Lt. Gen. Steven Blum, chief of the National Guard Bureau, said that
"arguably" a day at most of response time was lost due to the absence
of the Mississippi National Guard's 155th Infantry Brigade and
Louisiana's 256th Infantry Brigade, each with thousands of troops in
Iraq.
"Had that brigade been at home and not in Iraq, their expertise and
capabilities could have been brought to bear," said Blum.
...
Rep.
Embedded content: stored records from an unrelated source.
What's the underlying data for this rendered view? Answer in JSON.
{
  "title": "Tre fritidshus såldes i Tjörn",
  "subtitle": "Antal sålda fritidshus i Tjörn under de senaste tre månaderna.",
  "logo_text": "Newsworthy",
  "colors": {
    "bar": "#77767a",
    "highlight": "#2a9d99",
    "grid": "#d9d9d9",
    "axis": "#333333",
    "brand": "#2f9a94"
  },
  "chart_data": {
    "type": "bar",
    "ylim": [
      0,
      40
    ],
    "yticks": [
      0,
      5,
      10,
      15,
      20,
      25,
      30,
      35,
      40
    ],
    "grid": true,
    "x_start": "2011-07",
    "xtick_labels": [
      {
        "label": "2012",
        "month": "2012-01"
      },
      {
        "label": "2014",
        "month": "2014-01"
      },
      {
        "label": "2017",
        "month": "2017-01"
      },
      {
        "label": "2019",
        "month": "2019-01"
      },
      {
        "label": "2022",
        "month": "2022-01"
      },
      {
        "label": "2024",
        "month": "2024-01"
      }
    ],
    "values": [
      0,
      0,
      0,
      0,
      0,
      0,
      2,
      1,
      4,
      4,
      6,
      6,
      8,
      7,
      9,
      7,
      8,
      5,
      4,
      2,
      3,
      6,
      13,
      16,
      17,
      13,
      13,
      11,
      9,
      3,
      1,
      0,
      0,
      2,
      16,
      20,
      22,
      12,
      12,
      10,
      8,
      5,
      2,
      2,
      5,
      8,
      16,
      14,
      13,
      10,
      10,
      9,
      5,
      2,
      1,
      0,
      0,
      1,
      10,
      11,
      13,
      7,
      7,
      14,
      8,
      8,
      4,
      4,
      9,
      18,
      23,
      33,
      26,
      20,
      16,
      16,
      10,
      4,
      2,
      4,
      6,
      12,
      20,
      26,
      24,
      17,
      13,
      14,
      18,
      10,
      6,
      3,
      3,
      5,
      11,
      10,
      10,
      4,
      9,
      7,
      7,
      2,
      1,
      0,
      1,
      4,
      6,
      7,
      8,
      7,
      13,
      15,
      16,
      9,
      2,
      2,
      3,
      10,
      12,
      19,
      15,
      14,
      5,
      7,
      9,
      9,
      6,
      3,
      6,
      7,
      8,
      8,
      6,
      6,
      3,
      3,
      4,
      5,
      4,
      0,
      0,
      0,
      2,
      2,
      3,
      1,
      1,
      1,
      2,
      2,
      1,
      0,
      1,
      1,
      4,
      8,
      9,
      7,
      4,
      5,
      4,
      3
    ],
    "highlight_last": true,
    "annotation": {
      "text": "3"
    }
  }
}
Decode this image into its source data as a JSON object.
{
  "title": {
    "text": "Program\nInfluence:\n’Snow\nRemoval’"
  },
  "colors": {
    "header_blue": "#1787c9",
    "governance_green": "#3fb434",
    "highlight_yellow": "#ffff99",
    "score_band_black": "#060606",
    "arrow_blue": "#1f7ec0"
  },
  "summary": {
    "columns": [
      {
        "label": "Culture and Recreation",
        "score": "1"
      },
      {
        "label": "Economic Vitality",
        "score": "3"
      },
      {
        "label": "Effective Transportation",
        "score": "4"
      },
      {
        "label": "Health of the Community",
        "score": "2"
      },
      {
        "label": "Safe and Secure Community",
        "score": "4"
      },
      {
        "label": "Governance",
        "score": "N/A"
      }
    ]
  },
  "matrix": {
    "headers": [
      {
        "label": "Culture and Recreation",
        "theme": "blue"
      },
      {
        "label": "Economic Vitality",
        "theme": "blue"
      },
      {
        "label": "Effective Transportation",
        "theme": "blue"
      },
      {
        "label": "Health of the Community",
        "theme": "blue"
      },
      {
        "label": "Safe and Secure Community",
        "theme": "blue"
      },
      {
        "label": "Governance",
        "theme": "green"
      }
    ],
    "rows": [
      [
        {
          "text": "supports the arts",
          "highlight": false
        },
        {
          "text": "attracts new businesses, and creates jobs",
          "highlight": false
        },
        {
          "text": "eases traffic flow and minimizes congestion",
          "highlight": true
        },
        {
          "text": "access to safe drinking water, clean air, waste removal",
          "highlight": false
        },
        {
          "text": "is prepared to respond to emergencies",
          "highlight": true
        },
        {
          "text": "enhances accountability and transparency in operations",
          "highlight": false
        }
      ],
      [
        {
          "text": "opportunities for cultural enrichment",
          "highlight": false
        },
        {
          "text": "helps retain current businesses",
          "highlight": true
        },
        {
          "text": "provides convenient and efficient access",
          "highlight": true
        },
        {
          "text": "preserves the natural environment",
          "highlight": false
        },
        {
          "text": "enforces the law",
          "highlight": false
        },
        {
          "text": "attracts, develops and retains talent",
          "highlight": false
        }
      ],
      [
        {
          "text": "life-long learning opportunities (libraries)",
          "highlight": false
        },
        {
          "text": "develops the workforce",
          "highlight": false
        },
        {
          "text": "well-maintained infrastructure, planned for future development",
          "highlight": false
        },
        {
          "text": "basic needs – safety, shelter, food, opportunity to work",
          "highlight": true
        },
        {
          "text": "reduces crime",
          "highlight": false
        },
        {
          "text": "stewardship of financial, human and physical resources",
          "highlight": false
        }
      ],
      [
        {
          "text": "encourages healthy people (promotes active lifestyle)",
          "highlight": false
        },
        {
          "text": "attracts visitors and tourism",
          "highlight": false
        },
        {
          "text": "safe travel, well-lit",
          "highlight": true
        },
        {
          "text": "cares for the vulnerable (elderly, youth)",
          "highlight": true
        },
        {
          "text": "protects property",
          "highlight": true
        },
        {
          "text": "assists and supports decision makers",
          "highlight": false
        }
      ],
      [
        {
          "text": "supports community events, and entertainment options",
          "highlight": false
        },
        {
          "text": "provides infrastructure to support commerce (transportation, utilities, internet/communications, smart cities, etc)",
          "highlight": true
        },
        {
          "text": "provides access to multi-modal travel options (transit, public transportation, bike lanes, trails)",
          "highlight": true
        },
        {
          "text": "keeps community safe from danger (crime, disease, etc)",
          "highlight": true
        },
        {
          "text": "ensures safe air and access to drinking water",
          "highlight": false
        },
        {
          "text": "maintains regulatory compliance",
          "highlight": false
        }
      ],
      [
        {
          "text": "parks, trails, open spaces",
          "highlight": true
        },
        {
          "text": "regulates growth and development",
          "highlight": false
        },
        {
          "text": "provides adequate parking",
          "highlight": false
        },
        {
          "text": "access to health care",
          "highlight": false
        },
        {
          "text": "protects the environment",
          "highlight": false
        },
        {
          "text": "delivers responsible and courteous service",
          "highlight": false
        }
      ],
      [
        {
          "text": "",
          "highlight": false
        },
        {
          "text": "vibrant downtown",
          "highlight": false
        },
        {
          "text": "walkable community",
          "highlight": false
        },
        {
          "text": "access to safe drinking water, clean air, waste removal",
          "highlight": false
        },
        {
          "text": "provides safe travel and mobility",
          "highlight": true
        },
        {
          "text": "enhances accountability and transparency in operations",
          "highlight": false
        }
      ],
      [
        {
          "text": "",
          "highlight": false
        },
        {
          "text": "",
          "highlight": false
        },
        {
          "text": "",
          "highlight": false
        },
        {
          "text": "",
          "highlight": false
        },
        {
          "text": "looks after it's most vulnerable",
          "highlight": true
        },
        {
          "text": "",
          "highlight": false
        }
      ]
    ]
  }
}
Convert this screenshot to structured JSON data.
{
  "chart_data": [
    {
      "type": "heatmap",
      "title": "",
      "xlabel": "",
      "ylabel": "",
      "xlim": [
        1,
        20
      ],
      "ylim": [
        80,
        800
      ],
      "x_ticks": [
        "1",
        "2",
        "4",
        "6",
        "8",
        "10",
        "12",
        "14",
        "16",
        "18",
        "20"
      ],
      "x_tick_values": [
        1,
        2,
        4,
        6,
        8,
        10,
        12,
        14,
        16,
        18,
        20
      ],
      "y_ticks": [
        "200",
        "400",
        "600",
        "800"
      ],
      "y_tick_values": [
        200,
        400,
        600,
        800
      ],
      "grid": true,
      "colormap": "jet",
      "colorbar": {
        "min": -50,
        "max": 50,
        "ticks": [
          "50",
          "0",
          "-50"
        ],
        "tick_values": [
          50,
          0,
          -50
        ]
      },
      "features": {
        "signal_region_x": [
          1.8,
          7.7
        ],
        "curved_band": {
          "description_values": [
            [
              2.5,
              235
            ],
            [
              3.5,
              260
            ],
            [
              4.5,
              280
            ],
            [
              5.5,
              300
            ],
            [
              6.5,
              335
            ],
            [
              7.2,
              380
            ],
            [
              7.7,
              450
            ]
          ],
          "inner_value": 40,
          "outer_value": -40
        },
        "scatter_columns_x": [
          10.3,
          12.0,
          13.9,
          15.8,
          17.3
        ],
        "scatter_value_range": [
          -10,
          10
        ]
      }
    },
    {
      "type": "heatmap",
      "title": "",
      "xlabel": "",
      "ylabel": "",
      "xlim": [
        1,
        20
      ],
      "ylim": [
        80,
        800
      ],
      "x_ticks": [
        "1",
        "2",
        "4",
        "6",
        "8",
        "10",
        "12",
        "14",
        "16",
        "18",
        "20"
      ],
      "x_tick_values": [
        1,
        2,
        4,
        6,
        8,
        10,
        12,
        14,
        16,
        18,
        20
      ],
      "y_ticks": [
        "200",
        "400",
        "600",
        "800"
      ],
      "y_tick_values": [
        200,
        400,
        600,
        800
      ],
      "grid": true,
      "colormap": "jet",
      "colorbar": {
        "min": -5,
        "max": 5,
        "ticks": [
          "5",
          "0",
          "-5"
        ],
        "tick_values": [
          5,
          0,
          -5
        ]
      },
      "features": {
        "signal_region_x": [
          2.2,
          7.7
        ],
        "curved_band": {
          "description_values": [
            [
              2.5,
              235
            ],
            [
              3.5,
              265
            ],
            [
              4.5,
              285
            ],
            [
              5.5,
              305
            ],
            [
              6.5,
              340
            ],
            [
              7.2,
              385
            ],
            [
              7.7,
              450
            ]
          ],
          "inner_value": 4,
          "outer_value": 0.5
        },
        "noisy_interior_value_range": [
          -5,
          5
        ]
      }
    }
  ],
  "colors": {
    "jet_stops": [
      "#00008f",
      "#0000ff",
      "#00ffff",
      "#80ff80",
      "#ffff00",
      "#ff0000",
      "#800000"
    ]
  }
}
Gene Taylor, D-Miss., whose waterfront home here was washed
away in the storm, told reporters that the absence of the deployed
Mississippi Guard units made it harder for local officials to
coordinate their initial response.
"What you lost was a lot of local knowledge," Taylor said, as
well as equipment that could have been used in recovery operations.
"The best equipment went with them, for obvious reasons,"
especially communications equipment, he added.
...
Asked on Tuesday about critics who said the commitment of large
numbers of troops to the Iraq conflict hindered the military's
response to Hurricane Katrina, Rumsfeld said, "Anyone who's saying
that doesn't understand the situation."
I guess Lt. Gen. Blum and 'military and civilian officials'
don't "understand the situation" as clearly as Mr. Rumsfeld.